Кармазинов с жадностию схватил рукопись, бережно осмотрел её, сосчитал листки и с уважением положил покамест подле себя, на особый столик, но так, чтоб иметь её каждый миг на виду.
— Вы, кажется, не так много читаете? — прошипел он, не вытерпев.
— Нет, не так много.
— А уж по части русской беллетристики — ничего?
— По части русской беллетристики? Позвольте, я что-то читал… «По пути»… или «В путь»… или «На перепутьи» что ли, не помню. Давно читал, лет пять. Некогда.
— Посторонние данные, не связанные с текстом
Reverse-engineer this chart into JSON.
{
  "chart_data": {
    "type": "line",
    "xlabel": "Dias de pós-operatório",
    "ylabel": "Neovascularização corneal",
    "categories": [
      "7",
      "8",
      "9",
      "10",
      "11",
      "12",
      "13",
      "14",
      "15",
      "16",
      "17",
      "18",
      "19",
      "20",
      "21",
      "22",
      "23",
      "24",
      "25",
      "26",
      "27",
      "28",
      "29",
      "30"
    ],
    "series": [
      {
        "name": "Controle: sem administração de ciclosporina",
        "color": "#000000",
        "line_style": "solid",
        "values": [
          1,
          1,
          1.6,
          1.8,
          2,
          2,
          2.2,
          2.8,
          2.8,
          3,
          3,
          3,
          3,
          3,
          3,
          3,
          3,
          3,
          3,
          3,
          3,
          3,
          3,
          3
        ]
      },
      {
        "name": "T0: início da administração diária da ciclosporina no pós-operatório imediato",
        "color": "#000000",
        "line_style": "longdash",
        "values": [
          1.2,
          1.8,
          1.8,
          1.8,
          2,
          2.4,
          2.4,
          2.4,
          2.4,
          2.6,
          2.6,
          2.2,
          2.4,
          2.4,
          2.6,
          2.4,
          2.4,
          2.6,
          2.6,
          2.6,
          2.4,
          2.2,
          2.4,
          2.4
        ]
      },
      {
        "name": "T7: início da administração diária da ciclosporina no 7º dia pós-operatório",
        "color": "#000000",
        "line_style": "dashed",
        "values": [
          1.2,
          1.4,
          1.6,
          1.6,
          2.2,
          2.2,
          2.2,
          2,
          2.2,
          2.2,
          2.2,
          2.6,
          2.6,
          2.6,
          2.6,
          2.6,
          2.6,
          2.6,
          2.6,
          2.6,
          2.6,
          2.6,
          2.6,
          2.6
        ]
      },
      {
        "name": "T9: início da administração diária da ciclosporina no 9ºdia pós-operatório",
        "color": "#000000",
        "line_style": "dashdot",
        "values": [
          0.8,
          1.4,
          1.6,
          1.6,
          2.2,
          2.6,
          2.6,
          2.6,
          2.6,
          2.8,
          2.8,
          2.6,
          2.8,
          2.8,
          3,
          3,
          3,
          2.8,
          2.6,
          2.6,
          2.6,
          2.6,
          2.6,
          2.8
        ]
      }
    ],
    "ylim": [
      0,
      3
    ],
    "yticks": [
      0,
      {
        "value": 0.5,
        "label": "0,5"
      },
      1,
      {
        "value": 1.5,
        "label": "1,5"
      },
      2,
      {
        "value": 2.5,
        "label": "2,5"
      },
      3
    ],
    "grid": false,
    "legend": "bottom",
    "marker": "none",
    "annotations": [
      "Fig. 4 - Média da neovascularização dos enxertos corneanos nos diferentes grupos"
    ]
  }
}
Последовало некоторое молчание.
— Я, как приехал, уверил их всех, что вы чрезвычайно умный человек, и теперь, кажется, все здесь от вас без ума.
— Благодарю вас, — спокойно отозвался Пётр Степанович.
Принесли завтрак. Пётр Степанович с чрезвычайным аппетитом набросился на котлетку, мигом съел её, выпил вино и выхлебнул кофе.
«Этот неуч», в раздумьи оглядывал его искоса Кармазинов, доедая последний кусочек и выпивая последний глоточек, «этот неуч, вероятно, понял сейчас всю колкость моей фразы… да и рукопись конечно прочитал с жадностию, а только лжёт из видов. Но может быть и то, что не лжёт, а совершенно искренно глуп. Гениального человека я люблю несколько глупым. Уж не гений ли он какой у них в самом деле, чёрт его впрочем дери».
Он встал с дивана и начал прохаживаться по комнате из угла в угол, для моциону, что́ исполнял каждый раз после завтрака.
— Скоро отсюда? — спросил Пётр Степанович с кресел, закурив папироску.
— Я собственно приехал продать имение и завишу теперь от моего управляющего.
— Вы ведь, кажется, приехали потому, что там эпидемии после войны ожидали?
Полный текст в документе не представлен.